Der Supersommer mit vielen heißen, sonnigen Tagen lässt vermuten, dass sich Bienen da besonders wohl gefühlt haben. Imker bewerten die Honigernte für 2022 insgesamt als gut, aber es gab auch schon bessere Jahre. Darüber und über die Bienenzucht allgemein sprachen wir mit dem Vorsitzenden des Bienenzuchtvereins Hohentwiel Singen, Helmut Mayer.

Der SÜDKURIER trifft Helmut Mayer am Lehrbienenstand nahe Hausen an der Aach. Dort hat der Verein 18 Völker stehen und hält hier auch die Neuimkerkurse ab. Die Bienen sind aufgrund der kühleren Temperaturen schon etwas träger und schwirren nicht mehr so herum, als Helmut Mayer eine Zarge herausnimmt. Er hält seine Hand ganz dicht dran und fühlt die Wärme, die sie ausstrahlen. Unter den Zargen, auf denen sich die Bienen befinden, ist noch eine Lage, die mit geölten Küchenpapier bedeckt ist, um den Bestand mit der Varroamilbe zu kontrollieren.
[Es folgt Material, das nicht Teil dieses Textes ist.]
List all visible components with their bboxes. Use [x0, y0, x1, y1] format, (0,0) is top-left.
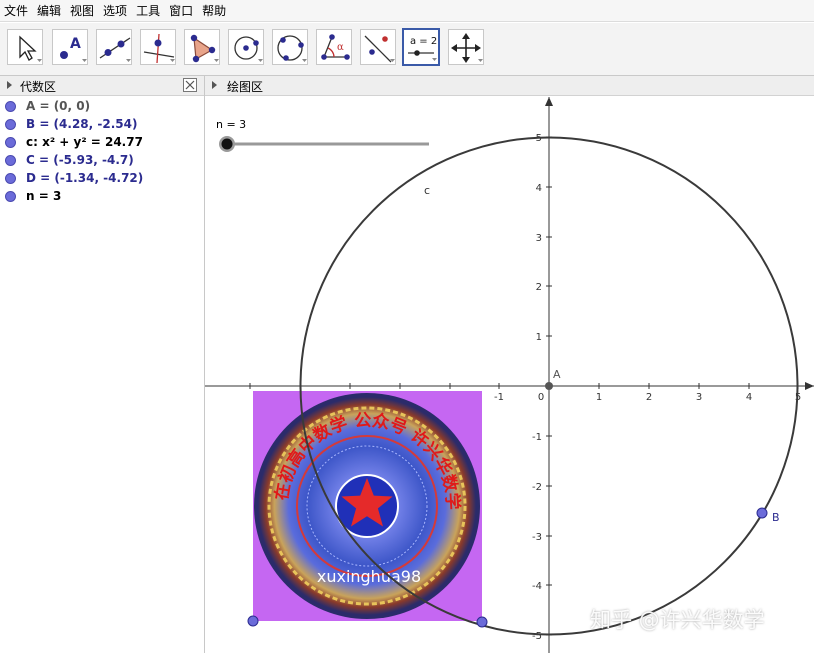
y-axis-arrow-icon: [545, 97, 553, 106]
circle-label: c: [424, 184, 430, 197]
algebra-view-header: 代数区: [0, 76, 204, 96]
y-tick-label: -5: [532, 631, 542, 642]
tool-angle-button[interactable]: α: [316, 29, 352, 65]
algebra-view-title: 代数区: [20, 80, 57, 94]
algebra-item-text: A = (0, 0): [26, 99, 91, 113]
tool-circle-three-points-button[interactable]: [272, 29, 308, 65]
angle-icon: α: [321, 34, 350, 60]
close-icon[interactable]: [183, 78, 197, 92]
slider-icon: a = 2: [408, 36, 437, 61]
x-tick-label: 0: [538, 392, 544, 403]
menu-edit[interactable]: 编辑: [37, 2, 61, 19]
algebra-item-text: D = (-1.34, -4.72): [26, 171, 144, 185]
tool-polygon-button[interactable]: [184, 29, 220, 65]
algebra-item[interactable]: c: x² + y² = 24.77: [0, 134, 204, 152]
toolbar: A α a = 2: [0, 23, 814, 76]
visibility-toggle[interactable]: [5, 191, 16, 202]
menu-help[interactable]: 帮助: [202, 2, 226, 19]
y-tick-label: -2: [532, 482, 542, 493]
algebra-item[interactable]: C = (-5.93, -4.7): [0, 152, 204, 170]
line-through-two-points-icon: [99, 37, 131, 62]
visibility-toggle[interactable]: [5, 137, 16, 148]
tool-move-view-button[interactable]: [448, 29, 484, 65]
point-d[interactable]: [476, 616, 488, 628]
tool-line-button[interactable]: [96, 29, 132, 65]
watermark-text: 知乎 @许兴华数学: [590, 608, 765, 632]
visibility-toggle[interactable]: [5, 155, 16, 166]
collapse-triangle-icon[interactable]: [212, 81, 217, 89]
algebra-item[interactable]: A = (0, 0): [0, 98, 204, 116]
x-tick-label: -1: [494, 392, 504, 403]
algebra-item[interactable]: B = (4.28, -2.54): [0, 116, 204, 134]
tool-point-button[interactable]: A: [52, 29, 88, 65]
y-tick-label: 4: [536, 183, 542, 194]
circle-center-point-icon: [234, 36, 263, 62]
y-tick-label: -4: [532, 581, 542, 592]
x-tick-label: 4: [746, 392, 752, 403]
menu-tools[interactable]: 工具: [136, 2, 160, 19]
move-graphics-view-icon: [451, 33, 483, 63]
menu-view[interactable]: 视图: [70, 2, 94, 19]
x-tick-label: 3: [696, 392, 702, 403]
image-caption-text: xuxinghua98: [317, 567, 421, 586]
y-tick-label: 3: [536, 233, 542, 244]
visibility-toggle[interactable]: [5, 119, 16, 130]
algebra-item-text: n = 3: [26, 189, 62, 203]
algebra-item[interactable]: n = 3: [0, 188, 204, 206]
move-arrow-icon: [19, 35, 42, 62]
algebra-item-text: B = (4.28, -2.54): [26, 117, 138, 131]
point-b-label: B: [772, 511, 780, 524]
perpendicular-line-icon: [143, 33, 175, 64]
x-tick-label: 1: [596, 392, 602, 403]
menu-bar: 文件 编辑 视图 选项 工具 窗口 帮助: [0, 0, 814, 22]
visibility-toggle[interactable]: [5, 173, 16, 184]
menu-window[interactable]: 窗口: [169, 2, 193, 19]
tool-slider-button[interactable]: a = 2: [402, 28, 440, 66]
angle-glyph: α: [337, 42, 344, 53]
y-tick-label: 1: [536, 332, 542, 343]
tool-move-button[interactable]: [7, 29, 43, 65]
point-a[interactable]: [545, 382, 553, 390]
menu-file[interactable]: 文件: [4, 2, 28, 19]
y-tick-label: 2: [536, 282, 542, 293]
circle-three-points-icon: [277, 35, 307, 62]
reflect-about-line-icon: [364, 35, 395, 63]
y-tick-label: -3: [532, 532, 542, 543]
collapse-triangle-icon[interactable]: [7, 81, 12, 89]
menu-options[interactable]: 选项: [103, 2, 127, 19]
graphics-canvas[interactable]: -1 0 1 2 3 4 5 5 4 3 2 1 -1 -2 -3 -4 -5: [205, 97, 814, 653]
tool-circle-center-button[interactable]: [228, 29, 264, 65]
x-axis-arrow-icon: [805, 382, 814, 390]
tool-perpendicular-button[interactable]: [140, 29, 176, 65]
y-tick-label: -1: [532, 432, 542, 443]
graphics-view-header: 绘图区: [205, 76, 814, 96]
point-b[interactable]: [756, 507, 768, 519]
polygon-icon: [190, 34, 219, 63]
slider-handle[interactable]: [221, 138, 233, 150]
x-tick-label: 2: [646, 392, 652, 403]
graphics-view-title: 绘图区: [227, 80, 264, 94]
tool-reflect-button[interactable]: [360, 29, 396, 65]
inserted-image[interactable]: 在初高中数学 公众号 许兴华数学 xuxinghua98: [253, 391, 482, 621]
graphics-svg[interactable]: -1 0 1 2 3 4 5 5 4 3 2 1 -1 -2 -3 -4 -5: [205, 97, 814, 653]
point-a-label: A: [553, 368, 561, 381]
point-c[interactable]: [247, 615, 259, 627]
algebra-item-text: c: x² + y² = 24.77: [26, 135, 143, 149]
algebra-item[interactable]: D = (-1.34, -4.72): [0, 170, 204, 188]
new-point-icon: A: [60, 36, 87, 62]
slider-label: n = 3: [216, 118, 246, 131]
visibility-toggle[interactable]: [5, 101, 16, 112]
slider-tool-glyph: a = 2: [410, 36, 437, 47]
svg-text:A: A: [70, 36, 81, 52]
algebra-item-text: C = (-5.93, -4.7): [26, 153, 134, 167]
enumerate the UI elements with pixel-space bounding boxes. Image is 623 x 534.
Die richtige Schutzausrüstung gehört dazu, wenn man einem Imker über die Schulter schaut. Hier zeigt Artur Ostermaier die Königin eines ...
Die richtige Schutzausrüstung gehört dazu, wenn man einem Imker über die Schulter schaut. Hier zeigt Artur Ostermaier die Königin eines Volkes. Das Foto entstand bei einer Veranstaltung im Rahmen des Bee-Deals der Stadt Singen im Juni 2021. | Bild: Susanne Gehrmann-Röhm

Die Varroamilbe, die als Parasit an den Bienen lebt, ist nach wie vor ein Problem. Eingeschleppt wurde sie vor vielen Jahren aus Asien. In Asien kämen die Bienen damit zurecht, in Deutschland aber nicht. Mit der so genannten Gemülldiagnose können die Hobbyimker sehen, wie viele Milben da sind. „Wir nutzen auch Ameisensäure, die wir im Volk verdunsten, um die Varroamilbe zum Absterben zu bringen“, so Mayer.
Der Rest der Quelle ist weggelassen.